Para entonces, él y sus invitados ya habían fumado la suficiente cantidad de cannabis como para poder ver cualquier cosa. Conway prefirió guardar silencio mientras el barón se entregaba a una especie de delirio alucinatorio.

—… Volví a verlo hace apenas unas semanas. Era una noche de tormenta. En eso, entre los truenos, comencé a escuchar una música suave, como de arpas y sistros. Entonces vi unas manos muy blancas, casi descarnadas, avanzando desde la oscuridad hacia mi cama. Aquellas manos espectrales me traían una copa de alabastro llena de una esencia perfumada con mirra. Y yo bebí… Y a medida que bebía, su rostro se fue corporeizando en la tiniebla. Vi sus ojos como dos topacios de fuego, su boca entreabierta segregó unas palabras que no pude entender. Cuando intenté tocarle caí desvanecido. Aquello no fue un sueño, amigos. Fue una presencia real la que me vistió aquella noche. Y su nombre era Akenatón.

Unos aplausos desganados rubricaron la intervención del barón. Naturalmente se trataba de il Dottore. Pound aprovechó la pausa para volver a dirigirse a Conway.

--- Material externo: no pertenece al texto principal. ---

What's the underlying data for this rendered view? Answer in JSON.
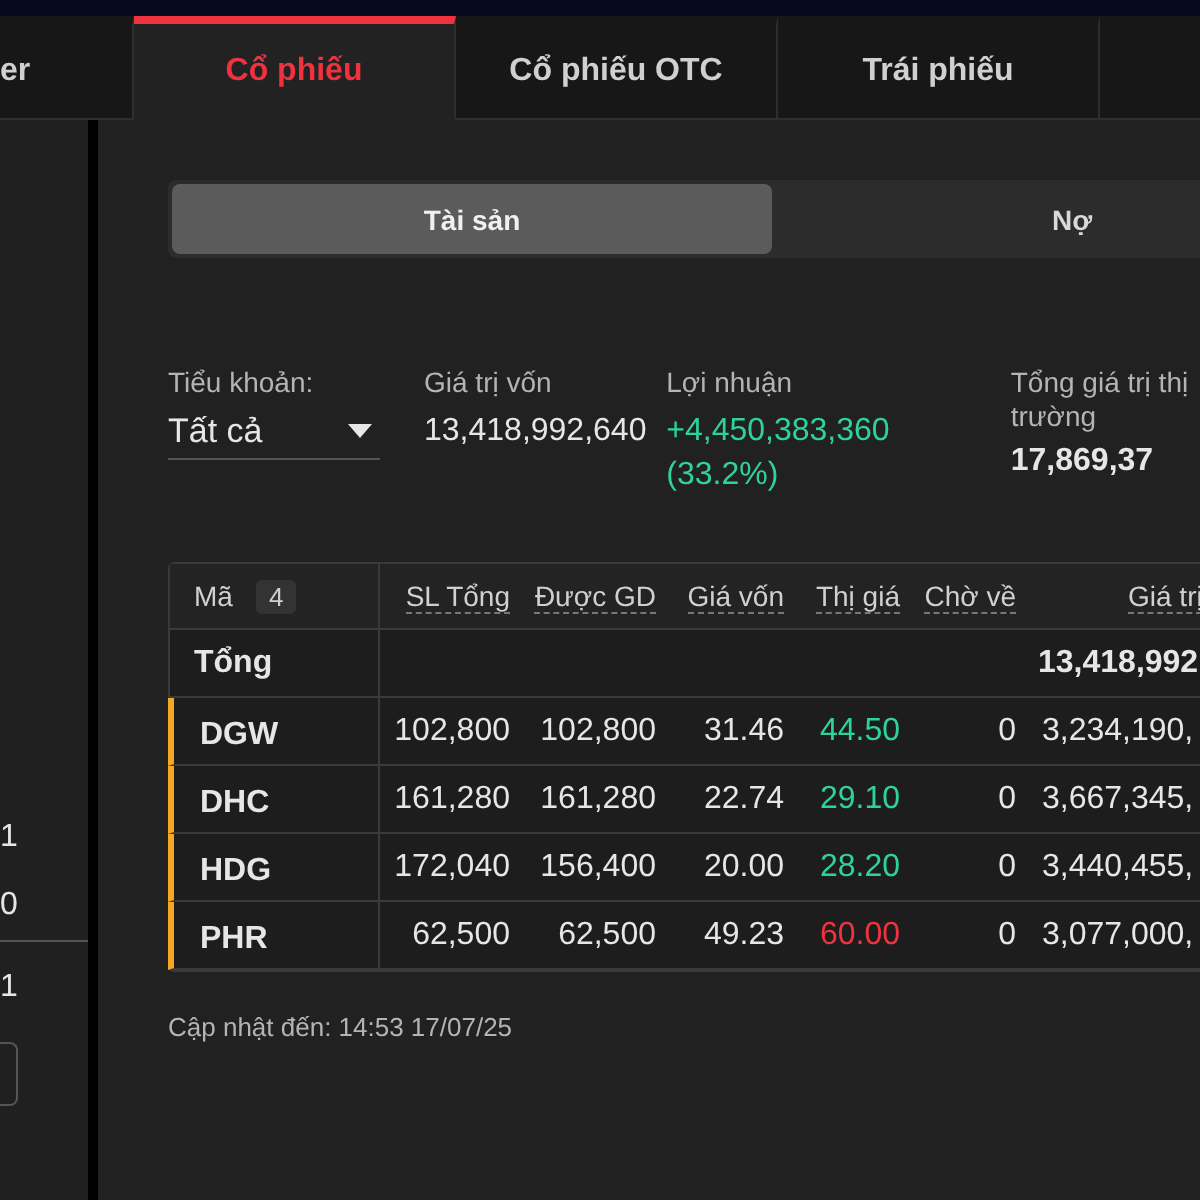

—¿Y qué sucedió cuando Nefertiti descubrió el asesinato de su marido? Algo me dice que esta historia no acabó ahí…

—En efecto, no acabó ahí —continuó el escocés—. Una vez que los conspiradores asentaron en el trono a su hombre de paja, un tal Smenjker, la reina depuesta convocó a todos los jerarcas que habían participado en el asesinato de Akenatón en una sala subterránea de su palacio, donde les sirvió un gran festín. A la mitad del banquete Nefertiti dijo sentirse mal y fue conducida al exterior. Sus invitados apenas advirtieron su ausencia, pues tras la copiosa comida había dispuesto que fueran agasajados por sus concubinas. Pues bien, en el mejor momento de la fiesta todas las puertas de la cripta quedaron selladas y se abrió una esclusa en la parte alta de la sala. El agua del Nilo comenzó a manar a raudales, y acabó con todos ellos. No hubo supervivientes[10]. Ni siquiera la propia reina.

—¿Pero no acaba de decir que ella salió a mitad del banquete?

—Un carro la estaba esperando para conducirla hasta el gran templo de Atón en Heliópolis, la ciudad del sol, donde había celebrado sus bodas con Akenatón. Se encerró en la cámara nupcial que unió sus cuerpos por primera vez, pronunció el conjuro del amor eterno… y apuró la copa de la muerte ritual. El veneno oscuro que le conduciría hasta el lugar donde le estaba esperando el alma viva de su faraón, al que volvió a abrazarse ya para siempre, por toda la eternidad.

—Es una historia preciosa —masculló Leticia, emocionada aun a su pesar—. Sí, terrible, pero preciosa.

—¡Entonces, qué diablos, a la salud de Nefertiti! —exclamó Pound levantando su copa—. ¡Ahogó a aquellos miserables como ratas y se cobró su venganza en nombre del amor! ¡Les confieso que moriría con gusto esta noche, solo para reunirme con ella!